Scientific classification
- Kingdom: Animalia
- Phylum: Chordata
- Class: Reptilia
- Order: Squamata
- Clade: Amphisbaenia
- Family: Amphisbaenidae
- Genus: Amphisbaena
- Species: A. albocingulata
- Binomial name: Amphisbaena albocingulata Boettger, 1885

= Amphisbaena albocingulata =

- Genus: Amphisbaena
- Species: albocingulata
- Authority: Boettger, 1885
- Conservation status: LC

Species of lizard

Amphisbaena albocingulata is a worm lizard species in the family Amphisbaenidae. It is endemic to Paraguay. It is light brown in coloration, distinguishable from other lizards in the genus by a rounded snout and visible caudal autotomy.

== Taxonomy ==
Amphisbaena albocingulata was formally described in 1885 by the German zoologist Oskar Boettger based on a specimen collected from Paraguay. Boettger indicated the holotype of albocingulata could possibly be a juvenile of Amphisbaena darwini, with which George Boulenger had synonymized Aporarchus prunicolor, but treated it as a distinct species because of differences in the head scalation. In 1966, in his taxonomic revision of the Amphisbaena darwini species complex, the American zoologist Carl Gans revived Amphisbaena prunicolor as a full species and demoted A. albocingulata to the status of a subspecies. The Brazilian herpetologist Paulo Vanzolini raised albocingulata to the status of a full species again in 2002. This arrangement has been maintained by subsequent authorities. Its specific epithet is derived from the Latin words albus and cingulata, meaning 'white-belted'.

== Description ==
Amphisbaena albocingulata is a small, thin species for its genus, reaching a snout–vent length of 121.0–138.0 mm.
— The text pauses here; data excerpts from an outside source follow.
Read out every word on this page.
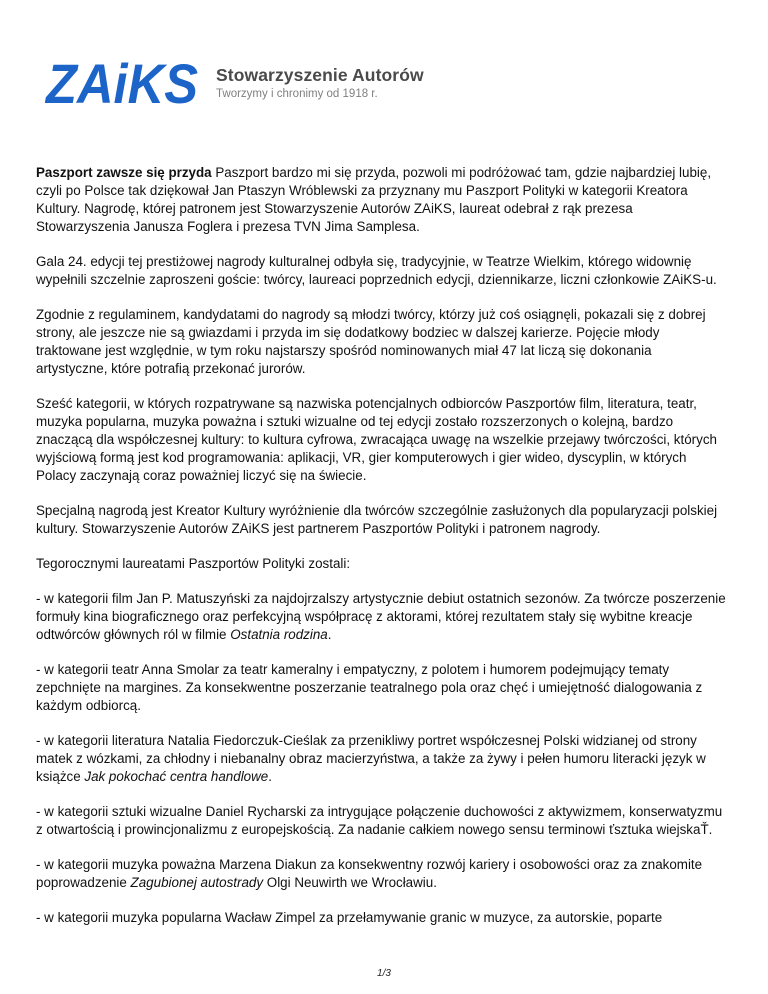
ZAiKS Stowarzyszenie Autorów
Tworzymy i chronimy od 1918 r.

Paszport zawsze się przyda Paszport bardzo mi się przyda, pozwoli mi podróżować tam, gdzie najbardziej lubię, czyli po Polsce tak dziękował Jan Ptaszyn Wróblewski za przyznany mu Paszport Polityki w kategorii Kreatora Kultury. Nagrodę, której patronem jest Stowarzyszenie Autorów ZAiKS, laureat odebrał z rąk prezesa Stowarzyszenia Janusza Foglera i prezesa TVN Jima Samplesa.

Gala 24. edycji tej prestiżowej nagrody kulturalnej odbyła się, tradycyjnie, w Teatrze Wielkim, którego widownię wypełnili szczelnie zaproszeni goście: twórcy, laureaci poprzednich edycji, dziennikarze, liczni członkowie ZAiKS-u.

Zgodnie z regulaminem, kandydatami do nagrody są młodzi twórcy, którzy już coś osiągnęli, pokazali się z dobrej strony, ale jeszcze nie są gwiazdami i przyda im się dodatkowy bodziec w dalszej karierze. Pojęcie młody traktowane jest względnie, w tym roku najstarszy spośród nominowanych miał 47 lat liczą się dokonania artystyczne, które potrafią przekonać jurorów.

Sześć kategorii, w których rozpatrywane są nazwiska potencjalnych odbiorców Paszportów film, literatura, teatr, muzyka popularna, muzyka poważna i sztuki wizualne od tej edycji zostało rozszerzonych o kolejną, bardzo znaczącą dla współczesnej kultury: to kultura cyfrowa, zwracająca uwagę na wszelkie przejawy twórczości, których wyjściową formą jest kod programowania: aplikacji, VR, gier komputerowych i gier wideo, dyscyplin, w których Polacy zaczynają coraz poważniej liczyć się na świecie.

Specjalną nagrodą jest Kreator Kultury wyróżnienie dla twórców szczególnie zasłużonych dla popularyzacji polskiej kultury. Stowarzyszenie Autorów ZAiKS jest partnerem Paszportów Polityki i patronem nagrody.

Tegorocznymi laureatami Paszportów Polityki zostali:

- w kategorii film Jan P. Matuszyński za najdojrzalszy artystycznie debiut ostatnich sezonów. Za twórcze poszerzenie formuły kina biograficznego oraz perfekcyjną współpracę z aktorami, której rezultatem stały się wybitne kreacje odtwórców głównych ról w filmie Ostatnia rodzina.

- w kategorii teatr Anna Smolar za teatr kameralny i empatyczny, z polotem i humorem podejmujący tematy zepchnięte na margines. Za konsekwentne poszerzanie teatralnego pola oraz chęć i umiejętność dialogowania z każdym odbiorcą.

- w kategorii literatura Natalia Fiedorczuk-Cieślak za przenikliwy portret współczesnej Polski widzianej od strony matek z wózkami, za chłodny i niebanalny obraz macierzyństwa, a także za żywy i pełen humoru literacki język w książce Jak pokochać centra handlowe.

- w kategorii sztuki wizualne Daniel Rycharski za intrygujące połączenie duchowości z aktywizmem, konserwatyzmu z otwartością i prowincjonalizmu z europejskością. Za nadanie całkiem nowego sensu terminowi ťsztuka wiejskaŤ.

- w kategorii muzyka poważna Marzena Diakun za konsekwentny rozwój kariery i osobowości oraz za znakomite poprowadzenie Zagubionej autostrady Olgi Neuwirth we Wrocławiu.

- w kategorii muzyka popularna Wacław Zimpel za przełamywanie granic w muzyce, za autorskie, poparte

1/3
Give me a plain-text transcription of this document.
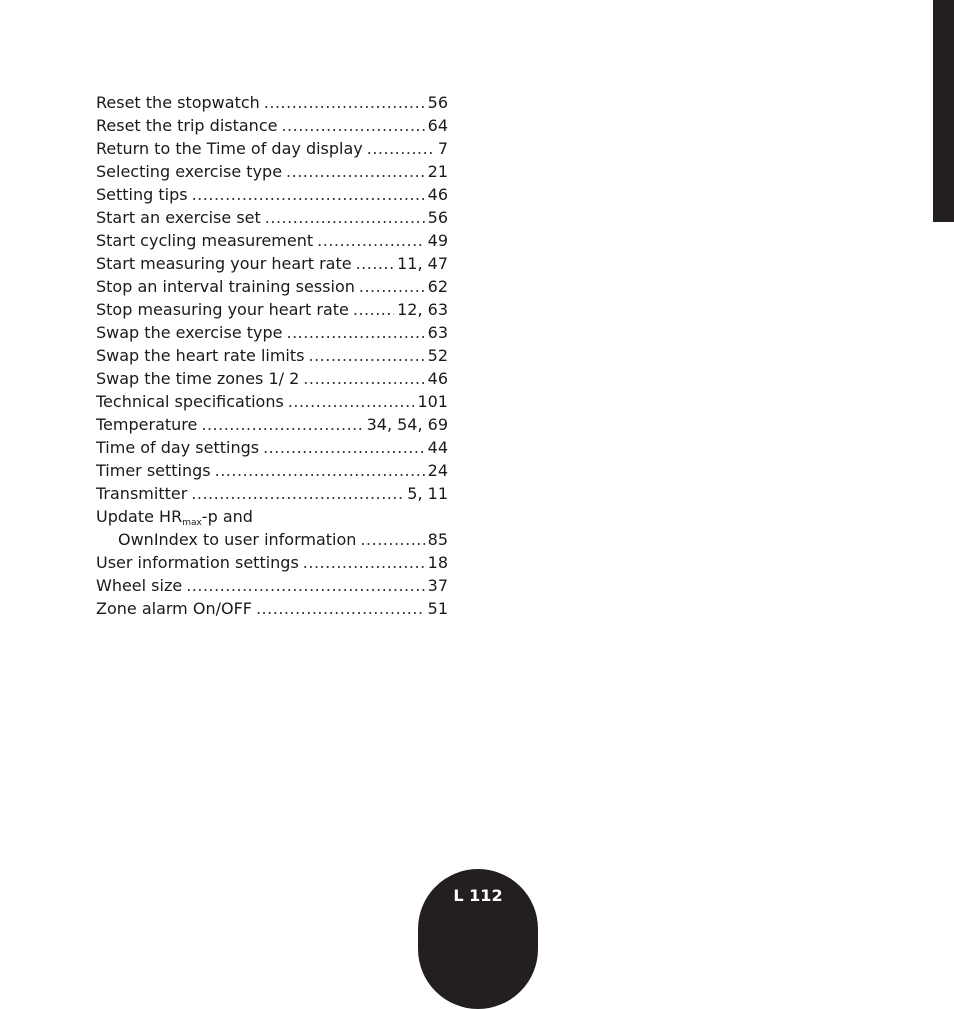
Reset the stopwatch .....	56
Reset the trip distance .....	64
Return to the Time of day display .....	7
Selecting exercise type .....	21
Setting tips .....	46
Start an exercise set .....	56
Start cycling measurement .....	49
Start measuring your heart rate .....	11, 47
Stop an interval training session .....	62
Stop measuring your heart rate .....	12, 63
Swap the exercise type .....	63
Swap the heart rate limits .....	52
Swap the time zones 1/ 2 .....	46
Technical specifications .....	101
Temperature .....	34, 54, 69
Time of day settings .....	44
Timer settings .....	24
Transmitter .....	5, 11
Update $HR_{max}-p$ and
OwnIndex to user information .....	85
User information settings .....	18
Wheel size .....	37
Zone alarm On/OFF .....	51
L 112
It is a unicolor light brown in color, with a slightly darker tail. It can be distinguished from other lizards in the genus by a rounded snout and visible caudal autotomy.

== Distribution and habitat ==
Amphisbaena albocingulata is endemic to Paraguay, where it is known from the departments of Central, Asunción, and Paraguarí. A specimen of the species from Brasília in Brazil is of uncertain provenence and may be mislabelled, while a record from Argentina was a misidentified Amphisbaena heterozonata.